15 Segundo o art. 103 da Constituição: “Podem propor a ação direta de inconstitucionalidade e a ação declaratória de constitucionalidade: I – o Presidente da República; II – a Mesa do Senado Federal; III – a Mesa da Câmara dos Deputados; IV – a Mesa de Assembleia Legislativa ou da Câmara Legislativa do Distrito Federal; V – o Governador de Estado ou do Distrito Federal; VI – o Procurador-Geral da República; VII – o Conselho Federal da Ordem dos Advogados do Brasil; VIII – partido político com representação no Congresso Nacional; IX – confederação sindical ou entidade de classe de âmbito nacional”. Sobre a importância da expansão desse leque de legitimidades, ver Carvalho (2010); Vianna et al. (2007). Mesmo que tribunais como o STF ainda possam manter alguma margem de manobra para, dentro dos casos que recebem, priorizar uns em detrimento de outros, a definição dessa pauta só pode recair sobre o conjunto – já limitado por fatores alheios à vontade dos ministros – dos casos que de fato foram judicializados. Sobre a relação entre abertura a minorias políticas e o grau de judicialização da política, ver Stone (1992) e Stone Sweet (2000).

16 Vale notar que nem todas essas espécies processuais permaneceram ativas no novo marco constitucional. A “arguição de relevância”, por exemplo, não foi recepcionada pela nova Constituição. Entretanto, é possível encontrar “arguições de relevância” tramitando no STF nos anos 1990. Por desconhecimento ou estratégia deliberada, as partes podem insistir na tentativa de empregar certos instrumentos processuais mesmo após a sua extinção formal na legislação. Mesmo que essas tentativas sejam malsucedidas e o STF as rejeite no fim das contas, os respectivos processos já farão parte do acervo formal do tribunal. Nas últimas duas décadas, a tendência é que várias dessas antigas portas de acesso ao STF deixem de ser opções viáveis, na prática, para obter uma manifestação do tribunal. Nesse sentido, por exemplo, a partir do banco de dados do “Supremo em Números”, identificamos que, de 2008 até 2013, 14 daquelas 52 espécies processuais estavam “inativas”, isto é, não haviam sido acionadas por nenhuma parte.

17 As três primeiras linhas se referem a recursos – “agravo de instrumento”, “recurso extraordinário” e “recurso extraordinário com agravo”.

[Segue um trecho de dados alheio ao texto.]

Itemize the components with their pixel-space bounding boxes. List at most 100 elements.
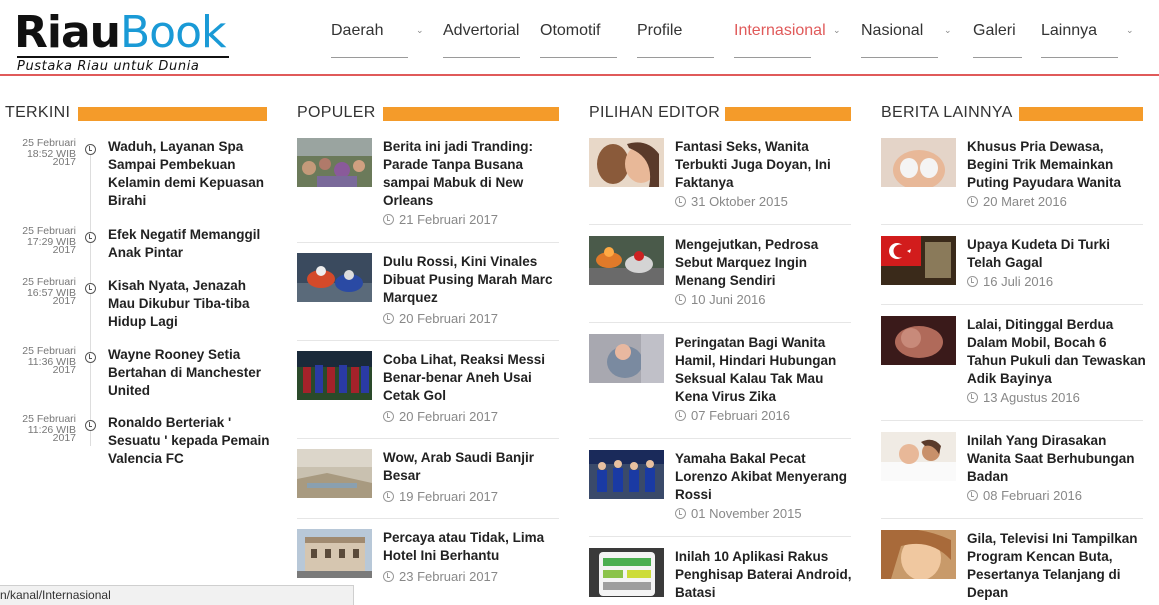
nav-item-profile[interactable]: Profile <box>637 22 714 58</box>
nav-item-otomotif[interactable]: Otomotif <box>540 22 617 58</box>
divider <box>589 536 851 537</box>
nav-label: Nasional <box>861 22 924 39</box>
divider <box>589 224 851 225</box>
article-item[interactable]: Inilah 10 Aplikasi Rakus Penghisap Bater… <box>589 548 852 600</box>
article-item[interactable]: Inilah Yang Dirasakan Wanita Saat Berhub… <box>881 432 1143 512</box>
article-date-text: 07 Februari 2016 <box>691 408 791 423</box>
clock-icon <box>967 276 978 287</box>
nav-label: Galeri <box>973 22 1016 39</box>
timeline-title[interactable]: Efek Negatif Memanggil Anak Pintar <box>108 226 273 262</box>
article-title[interactable]: Coba Lihat, Reaksi Messi Benar-benar Ane… <box>383 351 563 405</box>
article-item[interactable]: Upaya Kudeta Di Turki Telah Gagal 16 Jul… <box>881 236 1143 300</box>
heading-accent-bar <box>1019 107 1143 121</box>
chevron-down-icon[interactable]: ⌄ <box>944 22 954 58</box>
article-date-text: 20 Februari 2017 <box>399 409 499 424</box>
heading-accent-bar <box>725 107 851 121</box>
nav-item-lainnya[interactable]: Lainnya <box>1041 22 1118 58</box>
article-title[interactable]: Gila, Televisi Ini Tampilkan Program Ken… <box>967 530 1147 602</box>
article-date-text: 23 Februari 2017 <box>399 569 499 584</box>
article-item[interactable]: Dulu Rossi, Kini Vinales Dibuat Pusing M… <box>297 253 559 333</box>
article-thumbnail[interactable] <box>589 334 664 383</box>
article-thumbnail[interactable] <box>297 138 372 187</box>
article-item[interactable]: Wow, Arab Saudi Banjir Besar 19 Februari… <box>297 449 559 513</box>
article-date-text: 10 Juni 2016 <box>691 292 766 307</box>
article-item[interactable]: Yamaha Bakal Pecat Lorenzo Akibat Menyer… <box>589 450 851 530</box>
article-title[interactable]: Khusus Pria Dewasa, Begini Trik Memainka… <box>967 138 1147 192</box>
nav-item-daerah[interactable]: Daerah <box>331 22 408 58</box>
clock-icon <box>383 411 394 422</box>
nav-label: Daerah <box>331 22 384 39</box>
article-title[interactable]: Inilah 10 Aplikasi Rakus Penghisap Bater… <box>675 548 855 602</box>
section-heading-label: PILIHAN EDITOR <box>589 104 721 121</box>
article-date-text: 31 Oktober 2015 <box>691 194 788 209</box>
article-date-text: 16 Juli 2016 <box>983 274 1054 289</box>
divider <box>297 340 559 341</box>
article-item[interactable]: Fantasi Seks, Wanita Terbukti Juga Doyan… <box>589 138 851 218</box>
divider <box>297 518 559 519</box>
nav-item-internasional[interactable]: Internasional <box>734 22 826 58</box>
article-title[interactable]: Lalai, Ditinggal Berdua Dalam Mobil, Boc… <box>967 316 1147 388</box>
article-thumbnail[interactable] <box>589 450 664 499</box>
timeline-date: 25 Februari 18:52 WIB 2017 <box>18 138 76 168</box>
clock-icon <box>675 196 686 207</box>
logo-text-book: Book <box>119 7 227 58</box>
article-title[interactable]: Percaya atau Tidak, Lima Hotel Ini Berha… <box>383 529 563 565</box>
clock-icon <box>967 392 978 403</box>
article-thumbnail[interactable] <box>881 138 956 187</box>
article-date: 20 Februari 2017 <box>383 311 498 326</box>
chevron-down-icon[interactable]: ⌄ <box>833 22 843 58</box>
timeline-title[interactable]: Kisah Nyata, Jenazah Mau Dikubur Tiba-ti… <box>108 277 273 331</box>
article-title[interactable]: Peringatan Bagi Wanita Hamil, Hindari Hu… <box>675 334 855 406</box>
article-thumbnail[interactable] <box>881 316 956 365</box>
article-item[interactable]: Khusus Pria Dewasa, Begini Trik Memainka… <box>881 138 1143 218</box>
article-thumbnail[interactable] <box>589 138 664 187</box>
article-thumbnail[interactable] <box>297 351 372 400</box>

18 Sobre o tema, ver Ginsburg (2003, p, p. 36-37 e seguintes). Arranjos jurídicos diferentes sobre o acesso ao tribunal produzirão estratégias distintas de acionamento do controle de constitucionalidade por parte de atores políticos e sociais – e, consequentemente, a diferentes padrões de relação entre o tribunal e a política. Ver, nesse sentido, Ríos-Figueroa; Taylor (2006).

19 Entre as condições necessárias para que isso ocorra está a receptividade do pensamento jurídico nacional a que juízes e advogados utilizem princípios constitucionais para resolver diretamente casos concretos, sem mediação de legislação infraconstitucional. Em uma comunidade profissional em que essa abertura ao trabalho direto com princípios constitucionais esteja ausente, um caso como o da fidelidade partidária provavelmente teria um desfecho distinto e mais simples: sem regras constitucionais que determinem a perda de mandato nessa hipótese, seria difícil sustentar que os parlamentares não poderiam, por força da Constituição, trocar de partido e manter seu mandato. Sobre as relações entre a teoria constitucional dominante e interpretação judicial, ver Leal (2010).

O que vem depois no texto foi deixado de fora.